Friday, June 23, 2017


My brother Drew and I hiked the Unknown Pond Trail from Mill Brook Road to picturesque Unknown Pond, then bushwhacked from the Kilkenny Ridge Trail to a small pond informally known as Bishop's Pond. This had special relevance for my brother, as noted in the photo captions below.

This is the shorter route to Unknown Pond, from a quiet, remote trailhead accessed by a good gravel road.

The first mile is mellow through hardwood forest.

A little more than a mile in, the Unknown Pond Trail passes this post marking the Stark/Kilkenny town line and soon begins a steady climb.

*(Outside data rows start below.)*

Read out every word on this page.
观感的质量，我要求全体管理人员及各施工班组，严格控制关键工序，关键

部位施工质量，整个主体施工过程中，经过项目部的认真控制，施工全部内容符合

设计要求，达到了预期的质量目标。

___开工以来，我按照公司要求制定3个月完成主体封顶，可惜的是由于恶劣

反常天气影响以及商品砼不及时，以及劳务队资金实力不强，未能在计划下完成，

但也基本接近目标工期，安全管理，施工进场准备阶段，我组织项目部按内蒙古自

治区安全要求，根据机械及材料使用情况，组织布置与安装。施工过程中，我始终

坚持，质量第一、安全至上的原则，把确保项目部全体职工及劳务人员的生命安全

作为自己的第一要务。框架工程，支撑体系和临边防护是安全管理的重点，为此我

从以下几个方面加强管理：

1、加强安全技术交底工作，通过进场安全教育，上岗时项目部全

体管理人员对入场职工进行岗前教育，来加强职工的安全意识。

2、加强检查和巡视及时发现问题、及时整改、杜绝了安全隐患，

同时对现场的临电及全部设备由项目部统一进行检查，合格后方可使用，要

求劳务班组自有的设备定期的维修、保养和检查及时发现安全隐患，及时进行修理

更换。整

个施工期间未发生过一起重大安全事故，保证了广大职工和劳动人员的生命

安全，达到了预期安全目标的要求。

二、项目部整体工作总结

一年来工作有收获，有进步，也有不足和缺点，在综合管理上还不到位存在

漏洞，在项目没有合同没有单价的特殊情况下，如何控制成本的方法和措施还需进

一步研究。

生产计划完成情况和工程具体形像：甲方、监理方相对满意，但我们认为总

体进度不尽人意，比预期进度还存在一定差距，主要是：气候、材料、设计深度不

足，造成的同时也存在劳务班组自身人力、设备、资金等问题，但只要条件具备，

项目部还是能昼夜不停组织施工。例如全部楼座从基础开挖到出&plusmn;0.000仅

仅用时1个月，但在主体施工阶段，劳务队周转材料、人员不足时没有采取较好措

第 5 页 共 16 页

A wet, ferny swale at the base of the climb.

The upper half of the trail passes through a gorgeous white birch forest that filled in after the big Kilkenny fire of 1903.

The birches go on and on - a vast gleaming glade.

The shore of Unknown Pond, with its watery vista to the shapely peak of The Horn, is one of the most peaceful places in the Whites. This spot is reached by a side path near the eastern of the two junctions of the Unknown Pond and Kilkenny Ridge Trails. Most of the shore is marked as Revegetation Areas due to impact from previous camping overuse. There is now an established tentsite area with five tent pads.

A zoom on The Horn. A White-Throated Sparrow sang frequently as we gazed at the view.

Drew relaxing on the shore. The only downside was the swarm of mosquitoes that descended whenever the nice breeze slackened.

Around the corner another side path leads to a different perspective on the pond and The Horn. Here we chatted with Nicole Tewksbury and Carol Gillen from Lincoln, who were day-hiking the pond and The Horn from their tentsite at Rogers Ledge Campsite.

Beautiful skies today.

We headed along the Kilkenny Ridge Trail to launch our bushwhack to Bishop's Pond.

At the sag between Unknown Pond and The Horn, we encountered a trail crew from the WMNF Androscoggin Ranger District. They were just finishing up a new set of bog bridges across this wet area.

The crew consisted of (L to R) Declan Scannell, Dan Annunziato, and David Cronin. In addition to building the bog bridges, they had cleared blowdowns, cleaned drainages and done some brushing on the hike in. Thanks for your great work!

Drew checks his GPS along the bushwhack.

In due time we arrived at Bishop's Pond, tucked into a little pocket at the base of The Horn.

As noted, this place has special significance for Drew, a retired Bishop from The Episcopal Diocese of Connecticut. One of the greatest enthusiasts of The Kilkenny was the Rt. Rev. Robert McConnell Hatch, an Episcopal Bishop from Connecticut and later Massachusetts, who roamed this area frequently with his friend Jack Farr. For the December 1956 issue of Appalachia, Bishop Hatch wrote a lyrical essay, "A Lean-To in the Mountains," about an exploration he and his friend made in search of a small, remote pond at the base of a ledge-capped peak. When they at last reached their objective, they "stood motionless and gazed at the pond. For a long time neither of us could speak, and when we finally did it was in a whisper. Never in our lives had we been in a place of such wild and breath-taking beauty."
In his honor, the tiny tarn was unofficially named the "Bishop's Pond." Bishop Hatch, who passed away in 2009 at the age of 99, was a friend of Drew's. So it had special meaning to bring my brother, the bishop, to Bishop's Pond.

Birches and ferns behind the outlet to the pond. What a beautiful area!

Drew bushwhacks through a fern glade on the way back from Bishop's Pond.

Descending the Unknown Pond Trail through birches and ferns.

1 comment:

  1. That trail through the birch forest is a goodie. As an Episcopalian, I enjoyed reading about the 'whack to Bishop's Pond. Amen.